Based on the findings from past studies and our data, we have found that the increase in M2 macrophages by CDCs treatment may facilitate, at least partially the repair of the infarcted heart. Our results of the in vitro study showed that CDCs have the capacity to modulate M1/M2 macrophage polarization. This suggests that the treatment with CDCs may increase M2 macrophages and modulate the inflammatory response by releasing soluble factors. This has once again indicated that the beneficial effects of CDCs for myocardial repair through paracrine mechanisms, rather than direct regeneration [14, 17].

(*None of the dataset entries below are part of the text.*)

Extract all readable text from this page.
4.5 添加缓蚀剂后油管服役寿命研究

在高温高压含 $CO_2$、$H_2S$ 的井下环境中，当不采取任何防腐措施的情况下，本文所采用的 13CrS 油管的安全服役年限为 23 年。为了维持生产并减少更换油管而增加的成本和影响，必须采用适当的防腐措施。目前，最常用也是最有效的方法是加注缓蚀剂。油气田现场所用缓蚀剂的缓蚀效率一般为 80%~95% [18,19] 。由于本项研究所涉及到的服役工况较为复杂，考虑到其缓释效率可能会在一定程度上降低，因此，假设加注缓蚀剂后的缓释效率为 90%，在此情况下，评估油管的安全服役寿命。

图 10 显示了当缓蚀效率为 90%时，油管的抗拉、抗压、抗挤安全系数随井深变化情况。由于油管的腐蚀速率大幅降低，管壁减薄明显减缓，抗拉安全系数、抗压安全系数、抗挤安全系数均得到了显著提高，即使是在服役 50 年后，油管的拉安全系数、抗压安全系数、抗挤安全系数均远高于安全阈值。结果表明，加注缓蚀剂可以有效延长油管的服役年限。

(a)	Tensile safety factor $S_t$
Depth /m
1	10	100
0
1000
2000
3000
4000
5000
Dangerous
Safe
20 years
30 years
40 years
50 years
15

Although our results provided a novel insight into the mechanisms of stem cell-based myocardial repair, several limitations should be mentioned. First, our study was primarily designed to search whether CDCs have an immunomodulatory effect or not. So, we did not try to understand how the CDCs regulated the macrophages into M2 phenotypes and reduced neutrophils recruitment. Based on past studies [35-45], complex mechanisms will be involved in CDCs mediating M1/M2 switch and neutrophil recruitment. Second, although CDCs-conditioned medium mediated M1/M2 polarization in vitro, we did not provide evidence on the macrophage phenotypic switch in vivo. The treatment with CDCs may improve the survival and recruitment of M2 macrophages in the infarcted heart, however, it is still unclear whether and how the increased number of M2 macrophages actually contributed to myocardial repair. Otherwise, we did not measure the viable myocardium and the cardiac function, and the apoptotic cells were only identified by TUNEL staining. Further experiments are needed to explore how the CDCs regulate M1/M2 polarization and decrease neutrophil recruitment.

In summary, data from the present study showed that CDCs could mediate a switch of macrophages into a regulatory anti-inflammatory (M2) phenotype, which may provide a novel insight into the mechanisms of CDCs for myocardial repair. The modulation of the inflammatory response by stem cell therapy will be of great significance in enhancing the treatment of heart failure, especially in patients with excessive and prolonged inflammatory responses.